The opening day of another Colorado mountain, Crested Butte, is scheduled for Wednesday, November 25 (the day before Thanksgiving), and there’s extra reason for skiers and snowboarders to be excited—because lift passes are 100%, no-strings-attached free for all.
A free opening day has come to be tradition for Crested Butte. It’s got a fairly remote location, outside of Gunnison, and as such it doesn’t have to worry as much about the gigantic crowds drawn to ski mountains closer to big cities. One can only imagine the mob scene that would result if a resort within driving distance of Denver, or perhaps Boston, decided to offer free lift tickets.
Every year, Crested Butte has a special theme to go with opening day, and the 2015 edition is a pirate theme. “Wear your best Pirate costume and join the festivities” for a special First Chair celebration with a Champagne toast at 9 a.m., the resort site proclaims. (To clarify, pirate gear is encouraged, but not required for free lift tickets.)

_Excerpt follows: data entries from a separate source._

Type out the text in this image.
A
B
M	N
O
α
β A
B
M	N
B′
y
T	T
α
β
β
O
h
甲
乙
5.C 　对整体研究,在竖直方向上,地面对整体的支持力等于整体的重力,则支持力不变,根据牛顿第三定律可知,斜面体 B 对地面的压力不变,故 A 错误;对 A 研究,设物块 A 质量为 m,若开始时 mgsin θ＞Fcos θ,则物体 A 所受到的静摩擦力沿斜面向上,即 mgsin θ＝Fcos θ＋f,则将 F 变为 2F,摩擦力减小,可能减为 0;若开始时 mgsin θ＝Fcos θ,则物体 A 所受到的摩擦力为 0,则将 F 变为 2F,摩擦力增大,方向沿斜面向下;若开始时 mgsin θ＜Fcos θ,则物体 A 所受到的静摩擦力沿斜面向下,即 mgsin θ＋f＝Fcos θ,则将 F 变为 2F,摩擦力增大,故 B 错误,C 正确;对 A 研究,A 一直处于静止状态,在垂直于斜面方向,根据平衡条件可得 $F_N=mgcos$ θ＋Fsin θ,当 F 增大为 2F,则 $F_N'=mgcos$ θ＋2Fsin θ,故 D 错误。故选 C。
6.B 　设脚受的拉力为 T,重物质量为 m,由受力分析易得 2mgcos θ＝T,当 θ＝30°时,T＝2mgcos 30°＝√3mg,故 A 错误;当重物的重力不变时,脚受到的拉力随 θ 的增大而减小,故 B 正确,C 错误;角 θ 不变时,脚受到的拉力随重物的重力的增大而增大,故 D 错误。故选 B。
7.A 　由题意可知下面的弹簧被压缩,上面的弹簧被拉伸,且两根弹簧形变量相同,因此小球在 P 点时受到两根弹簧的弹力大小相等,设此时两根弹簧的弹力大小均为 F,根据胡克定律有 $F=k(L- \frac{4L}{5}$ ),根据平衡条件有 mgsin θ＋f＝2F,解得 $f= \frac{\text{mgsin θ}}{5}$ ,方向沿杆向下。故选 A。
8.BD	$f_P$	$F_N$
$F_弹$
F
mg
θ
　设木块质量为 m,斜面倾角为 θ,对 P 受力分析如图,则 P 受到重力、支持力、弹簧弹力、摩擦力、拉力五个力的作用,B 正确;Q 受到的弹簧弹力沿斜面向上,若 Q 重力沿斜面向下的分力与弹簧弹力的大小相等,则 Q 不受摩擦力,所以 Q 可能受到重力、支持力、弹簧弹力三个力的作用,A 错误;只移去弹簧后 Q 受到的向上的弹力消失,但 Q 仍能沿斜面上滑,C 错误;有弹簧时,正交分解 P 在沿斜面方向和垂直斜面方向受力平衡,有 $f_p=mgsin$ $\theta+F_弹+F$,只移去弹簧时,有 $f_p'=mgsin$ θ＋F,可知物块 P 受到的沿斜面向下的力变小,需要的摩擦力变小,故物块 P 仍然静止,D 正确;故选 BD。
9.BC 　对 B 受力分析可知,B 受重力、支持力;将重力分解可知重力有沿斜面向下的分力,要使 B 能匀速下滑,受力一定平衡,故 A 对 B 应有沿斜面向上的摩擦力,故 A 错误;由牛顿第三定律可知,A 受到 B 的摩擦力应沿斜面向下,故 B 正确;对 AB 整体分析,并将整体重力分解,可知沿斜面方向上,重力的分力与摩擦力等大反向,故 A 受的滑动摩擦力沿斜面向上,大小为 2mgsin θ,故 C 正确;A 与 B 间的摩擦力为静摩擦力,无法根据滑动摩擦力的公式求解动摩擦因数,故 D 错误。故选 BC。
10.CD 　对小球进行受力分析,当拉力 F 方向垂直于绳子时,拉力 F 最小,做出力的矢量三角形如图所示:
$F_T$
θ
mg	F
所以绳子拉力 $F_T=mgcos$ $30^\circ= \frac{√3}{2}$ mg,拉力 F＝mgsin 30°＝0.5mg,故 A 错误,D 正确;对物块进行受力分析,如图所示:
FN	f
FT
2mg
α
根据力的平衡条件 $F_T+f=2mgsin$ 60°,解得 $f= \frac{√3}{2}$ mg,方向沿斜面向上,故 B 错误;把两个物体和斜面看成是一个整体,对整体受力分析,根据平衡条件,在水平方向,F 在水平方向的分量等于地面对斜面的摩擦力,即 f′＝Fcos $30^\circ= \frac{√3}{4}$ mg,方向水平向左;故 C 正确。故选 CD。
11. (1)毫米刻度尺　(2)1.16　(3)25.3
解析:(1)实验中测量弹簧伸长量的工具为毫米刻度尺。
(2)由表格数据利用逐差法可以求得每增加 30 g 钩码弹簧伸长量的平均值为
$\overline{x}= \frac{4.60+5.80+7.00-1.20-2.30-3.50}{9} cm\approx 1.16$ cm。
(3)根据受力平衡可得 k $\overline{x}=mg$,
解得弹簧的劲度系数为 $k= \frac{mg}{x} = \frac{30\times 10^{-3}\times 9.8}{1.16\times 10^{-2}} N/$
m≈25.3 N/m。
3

The early season deals at Crested Butte continue past opening day, mind you. From Thanksgiving through December 18, kids ages 12 and under ski free, with no lodging stay or other purchase required.
While this is one of the best early season ski deals, it’s hardly the only one. Diehards may show up on opening day and in the weeks between Thanksgiving and Christmas, but for the most part, this is an extremely slow period for ski resorts. Understandably, then, deals on lift tickets and lodging abound to drum up business before peak season arrives.